During this time of shortages, health care professionals may sometimes let their guard down when drugs reappear. I know of a situation in a prestigious hospital in Orange County where succinylcholine 100 mg/ml got stocked on an anesthesia cart, but it looked just like the usual 20 mg/ml vial, which had been previously supplied. The stronger concentration never was administered to a patient because an alert anesthesiologist caught the error, but consider what might have happened, and how many people overlooked the substitution in order for the drug to get to the anesthesia cart at all. Changing routine is not good for patient safety, and these shortages force anesthesiologists, on short notice, to employ techniques they have put aside for years. Sux drip anyone?

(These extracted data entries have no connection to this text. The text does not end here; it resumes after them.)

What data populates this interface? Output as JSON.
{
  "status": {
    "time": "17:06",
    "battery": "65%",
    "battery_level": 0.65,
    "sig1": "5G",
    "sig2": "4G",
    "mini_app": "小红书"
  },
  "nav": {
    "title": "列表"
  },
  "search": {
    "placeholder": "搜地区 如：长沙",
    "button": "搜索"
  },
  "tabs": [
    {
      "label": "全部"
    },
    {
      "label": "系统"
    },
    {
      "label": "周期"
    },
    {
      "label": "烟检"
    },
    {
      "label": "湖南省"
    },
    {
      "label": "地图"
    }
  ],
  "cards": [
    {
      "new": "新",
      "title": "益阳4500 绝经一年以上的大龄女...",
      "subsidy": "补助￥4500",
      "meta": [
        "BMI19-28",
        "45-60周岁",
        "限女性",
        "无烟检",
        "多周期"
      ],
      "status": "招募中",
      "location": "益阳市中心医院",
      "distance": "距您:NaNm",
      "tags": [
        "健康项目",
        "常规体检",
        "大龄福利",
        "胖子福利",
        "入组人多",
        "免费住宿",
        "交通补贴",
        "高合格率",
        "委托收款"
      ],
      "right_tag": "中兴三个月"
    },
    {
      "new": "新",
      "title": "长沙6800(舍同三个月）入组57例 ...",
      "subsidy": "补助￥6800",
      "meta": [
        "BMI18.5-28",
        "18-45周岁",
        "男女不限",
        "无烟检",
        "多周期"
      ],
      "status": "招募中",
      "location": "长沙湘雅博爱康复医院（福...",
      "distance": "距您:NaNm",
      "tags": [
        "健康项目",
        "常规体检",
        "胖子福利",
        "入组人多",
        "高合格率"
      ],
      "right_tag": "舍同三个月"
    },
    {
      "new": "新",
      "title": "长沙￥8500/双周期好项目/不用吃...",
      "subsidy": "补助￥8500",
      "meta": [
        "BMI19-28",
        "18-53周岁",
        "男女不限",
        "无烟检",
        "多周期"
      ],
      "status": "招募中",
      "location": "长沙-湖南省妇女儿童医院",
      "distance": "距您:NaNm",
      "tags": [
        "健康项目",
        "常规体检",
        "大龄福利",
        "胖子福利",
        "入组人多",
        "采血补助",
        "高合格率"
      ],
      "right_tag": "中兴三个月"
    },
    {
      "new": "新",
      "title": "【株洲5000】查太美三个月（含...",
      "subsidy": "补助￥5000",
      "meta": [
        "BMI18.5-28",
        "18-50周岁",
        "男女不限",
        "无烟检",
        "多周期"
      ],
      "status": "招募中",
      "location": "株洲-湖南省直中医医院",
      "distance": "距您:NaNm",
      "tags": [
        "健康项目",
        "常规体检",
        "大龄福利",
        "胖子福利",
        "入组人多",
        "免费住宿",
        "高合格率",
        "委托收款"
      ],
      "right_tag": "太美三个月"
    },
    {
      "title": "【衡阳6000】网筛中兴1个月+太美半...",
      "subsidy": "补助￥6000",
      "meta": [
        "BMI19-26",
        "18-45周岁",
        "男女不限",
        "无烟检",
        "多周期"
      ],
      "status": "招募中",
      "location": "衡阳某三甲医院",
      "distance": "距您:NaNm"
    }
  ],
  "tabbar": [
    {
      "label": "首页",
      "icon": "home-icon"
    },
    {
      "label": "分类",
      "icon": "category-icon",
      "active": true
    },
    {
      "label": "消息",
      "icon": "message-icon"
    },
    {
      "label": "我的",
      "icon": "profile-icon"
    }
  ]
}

ASA co-convened a drug shortage summit of stakeholders in November 2010. It was determined that there are multiple factors contributing to drug shortages: raw material and supply chain problems, contamination issues and patent and profitability issues, to name a few. As a result, there are now FDA and hospital pharmacists’ web pages listing drugs in short supply. There is a Government Accountability Office (GAO) investigation underway. The ASA put the issue of drug shortages on the agenda for the ASA Legislative Conference, in part perhaps because our own Dr. Paul Yost pushed to have the issue raised there. Bill SB 296, the "Preserving Access to Life-Saving Medications Act," introduced by Minnesota Senator Amy Klobuchar, intends to improve the FDA’s ability to prevent drug product shortages by establishing requirements for notification and contingency plans by drug manufacturers. The CSA and ASA have taken concerns to the Hill and asked for relief, perhaps by regulation, perhaps by legislation. This problem is ongoing. Talk to the pharmacists at your hospital. Ask questions and stay informed.